A world that I have never really felt a part of is the world of disability. Im not sure if that’s really the right term, but for clarification, im talking about my hands. My alien- like, birth defected shapes attached from my wrist. I was born with three fingers on my left hand, and one on my right, along with several undeveloped fingers. After many surgeries I am left with 5 fingers in total now, one being a toe. I have lived with them for a little over 15 years now, and I am finally reflecting on how different I really am.

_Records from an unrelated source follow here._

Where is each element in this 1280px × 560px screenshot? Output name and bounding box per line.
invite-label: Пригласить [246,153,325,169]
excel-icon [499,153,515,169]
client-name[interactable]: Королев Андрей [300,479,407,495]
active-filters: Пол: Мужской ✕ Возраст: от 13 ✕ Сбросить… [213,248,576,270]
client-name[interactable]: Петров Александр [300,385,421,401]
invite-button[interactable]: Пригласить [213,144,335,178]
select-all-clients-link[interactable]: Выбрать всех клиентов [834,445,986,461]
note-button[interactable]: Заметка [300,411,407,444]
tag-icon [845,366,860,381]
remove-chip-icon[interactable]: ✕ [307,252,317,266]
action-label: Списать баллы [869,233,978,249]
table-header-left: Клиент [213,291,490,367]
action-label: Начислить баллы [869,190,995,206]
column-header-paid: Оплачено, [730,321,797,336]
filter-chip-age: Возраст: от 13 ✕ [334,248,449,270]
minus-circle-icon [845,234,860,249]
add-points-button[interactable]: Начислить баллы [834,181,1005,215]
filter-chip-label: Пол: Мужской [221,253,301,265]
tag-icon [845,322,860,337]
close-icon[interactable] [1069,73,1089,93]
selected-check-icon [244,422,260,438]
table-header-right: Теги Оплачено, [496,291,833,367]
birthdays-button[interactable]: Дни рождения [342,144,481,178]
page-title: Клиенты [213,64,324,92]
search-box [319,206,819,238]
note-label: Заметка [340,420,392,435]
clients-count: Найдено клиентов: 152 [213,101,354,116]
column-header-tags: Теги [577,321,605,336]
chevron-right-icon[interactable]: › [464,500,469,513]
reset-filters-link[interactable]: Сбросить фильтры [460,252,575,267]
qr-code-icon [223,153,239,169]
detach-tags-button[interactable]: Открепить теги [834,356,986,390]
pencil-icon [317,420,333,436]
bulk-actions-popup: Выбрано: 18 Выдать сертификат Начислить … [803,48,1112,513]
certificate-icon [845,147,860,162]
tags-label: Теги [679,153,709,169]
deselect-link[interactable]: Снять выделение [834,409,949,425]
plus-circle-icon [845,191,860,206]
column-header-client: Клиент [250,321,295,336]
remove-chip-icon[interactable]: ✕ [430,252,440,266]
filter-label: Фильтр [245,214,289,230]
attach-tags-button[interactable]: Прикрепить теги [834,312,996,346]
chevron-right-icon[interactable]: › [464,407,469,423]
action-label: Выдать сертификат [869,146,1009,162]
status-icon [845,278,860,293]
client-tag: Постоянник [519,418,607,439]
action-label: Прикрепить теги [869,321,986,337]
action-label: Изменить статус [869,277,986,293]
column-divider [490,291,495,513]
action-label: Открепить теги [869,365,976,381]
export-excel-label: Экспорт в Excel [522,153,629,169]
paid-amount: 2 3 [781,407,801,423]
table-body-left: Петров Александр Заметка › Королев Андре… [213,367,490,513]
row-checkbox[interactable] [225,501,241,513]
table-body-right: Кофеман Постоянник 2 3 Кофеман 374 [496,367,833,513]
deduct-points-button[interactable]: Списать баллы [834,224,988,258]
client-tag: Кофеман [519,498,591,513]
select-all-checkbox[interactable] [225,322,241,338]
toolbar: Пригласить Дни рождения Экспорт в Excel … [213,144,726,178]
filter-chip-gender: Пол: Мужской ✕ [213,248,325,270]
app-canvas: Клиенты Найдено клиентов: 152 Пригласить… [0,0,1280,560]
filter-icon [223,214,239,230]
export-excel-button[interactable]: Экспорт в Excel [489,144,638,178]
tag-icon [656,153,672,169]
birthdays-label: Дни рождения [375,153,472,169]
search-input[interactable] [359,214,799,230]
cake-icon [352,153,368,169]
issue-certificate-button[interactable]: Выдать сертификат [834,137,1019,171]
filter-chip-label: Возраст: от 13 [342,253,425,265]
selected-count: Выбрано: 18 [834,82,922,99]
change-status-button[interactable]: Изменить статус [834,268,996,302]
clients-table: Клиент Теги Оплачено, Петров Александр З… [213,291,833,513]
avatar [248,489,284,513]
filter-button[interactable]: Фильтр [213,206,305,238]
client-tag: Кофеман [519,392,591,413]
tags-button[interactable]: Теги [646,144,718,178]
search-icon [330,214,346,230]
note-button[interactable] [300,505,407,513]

As I grew up I was constantly made fun of by my peers, called weird, and strange, and was often pointed at and laughed at. It was a hard thing to deal with as I was trying to learn life lessons and how to make friends. For a while I actually thought that there was something wrong with me because that what I heard from the people I saw the majority of my day. Now that I am older I understand that all kids are like this, afraid of new things and not liking them. Although I forgive the children from my kindergarten, I know that their words have affected me to this day, making me always have a large insecurity.
I feel as though my hands hold me back from my potential, that I could be a totally different person without them, more confident and personable because I would be just like everyone else, I wouldn’t be stared at or judged like I have been my whole life. For all I know I would have lived a different life if I had regular hands. I would have different friends, because I would have been accepted easier, or I may have stayed in Boston because the costly surgeries wouldn’t have happened and my dad wouldn’t have had to get another job. All of that would have shaped me into a different person.
But none of that happened. I am stuck never knowing what would have been, I am forced to live in the present. The world I live in now is a tough one, but I am used to it. At one point I learned that part of my recovery would just be to get used to myself. I had to get comfortable with myself before others can. I understand that people constantly judge me, and that crosses my mind a lot, but I still haven’t fully accepted myself either yet. I feel eyes on me and my hands wherever I go. While im out I feel that I have to be conscious who sees my hands. If I pass kids younger then me or even other teenagers, I usually put my hands into my pockets, or hide them under my sleeves just to avoid awkward glances and whispering voices.
I feel as though I should help others in my situation, because I know exactly what they are feeling. I feel as if I should break through my shy exterior for something good and make this world a little more welcoming.